The ferritin heavy chain is an iron oxidase encoded by the FTH1 gene in humans. Ferritin is the main intracellular iron storage protein in prokaryotes and eukaryotes. It consists of 24 subunits of the heavy and light ferritin chains. Changes in the composition of ferritin subunits may affect the rate of iron absorption and release in different tissues. The main function of ferritin is to store iron in a soluble and non-toxic state. Defects in ferritin are associated with several neurodegenerative diseases. This gene has multiple pseudogenes. Several alternative splicing transcript variants have been observed, but their biological effectiveness has not been determined.

Figure 1. Structure of the FTH1 protein.

3. FTMT – Ferritin, mitochondrial

Mitochondria ferritin is a human iron peroxidase, encoded by the FTMT gene, and is classified as a metal-binding protein located in the mitochondria. After proteins are absorbed by mitochondria, they can be processed into mature proteins and assembled into functional ferritin shells.

Figure 2. Mitochondrial Ferritin.

4. HEPH – Hephaestin

Heparin is involved in the metabolism and homeostasis of iron and copper. It is a transmembrane copper-dependent iron oxidase that is responsible for transporting dietary iron from intestinal intestinal epithelial cells to the circulatory system. The highest expression of heparin was found in the small intestine. It is confined to villous intestinal epithelial cells (where iron absorption occurs) and is almost absent from crypt cells. Hephaestin works in concert with ferroportin 1 to convert iron (II) Fe²⁺ to iron (III) Fe³⁺ and mediate iron efflux. Low levels of heparin are detected in the colon, spleen, and kidneys, as well as breast, placental, and trabecular bone cells, but their role in these tissues remains to be determined. Hephaestin is homologous to ceruloplasmin, which is a serum dehydrogenase protein involved in copper detoxification and storage.

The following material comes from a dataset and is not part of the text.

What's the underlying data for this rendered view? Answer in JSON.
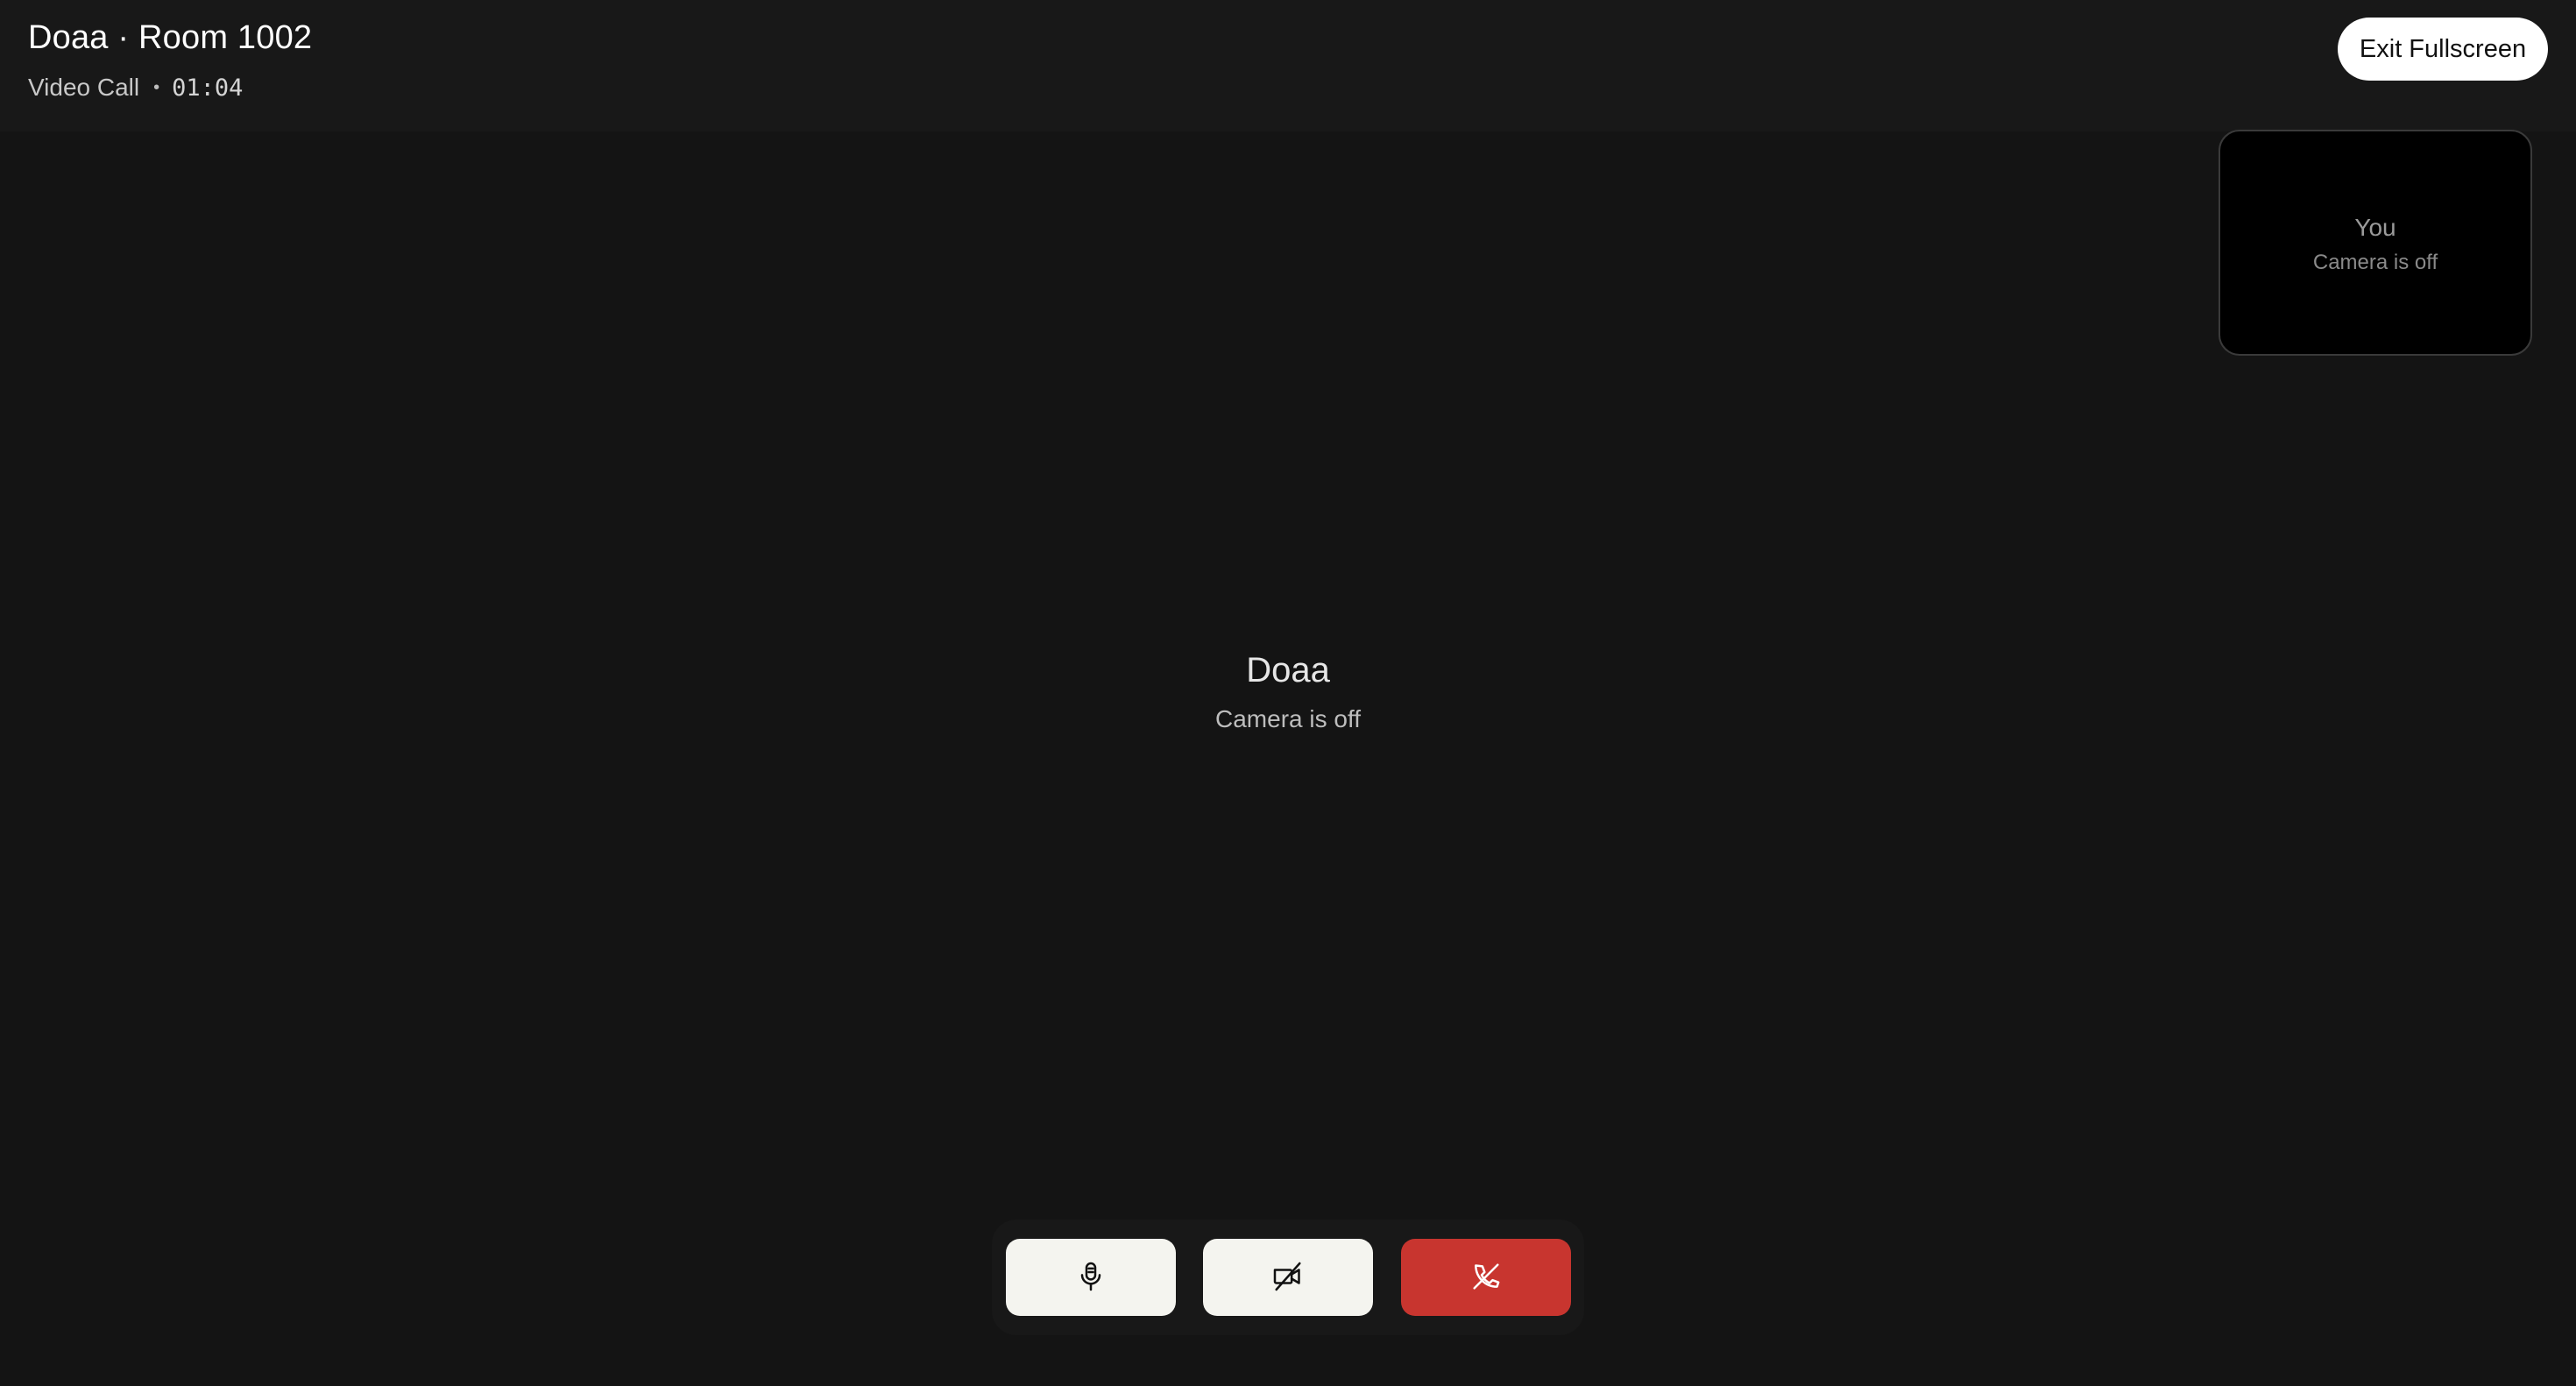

Figure 3. Structure of Heparin.

The regulation of heparin protein expression and the role of proteins in the context of iron metabolism and homeostasis are still active areas of research. Some studies have proposed mechanisms to control intestinal iron transport locally and systemically. In this mechanism, high dietary iron intake and sufficient iron storage can lead to downregulation of DMT1, iron transporter (Ireg1), and heparin proteins, thereby reducing the absorption of iron from the intestinal cells into the circulation is minimized. On the contrary, it is suggested that the state of low dietary intake and low iron storage can induce up-regulation of DMT1 as well as Ireg1 and heparin.

References

1. Takahashi N.; et al. Single-chain structure of human ceruloplasmin: the complete amino acid sequence of the whole molecule. Proceedings of the National Academy of Sciences of the United States of America. 1984, 81 (2): 390-4.
2. Ishikawa K.; et al. Prediction of the coding sequences of unidentified human genes. X. The complete sequences of 100 new cDNA clones from brain which can code for large proteins in vitro. DNA Res. 1988, 5 (3): 169-76.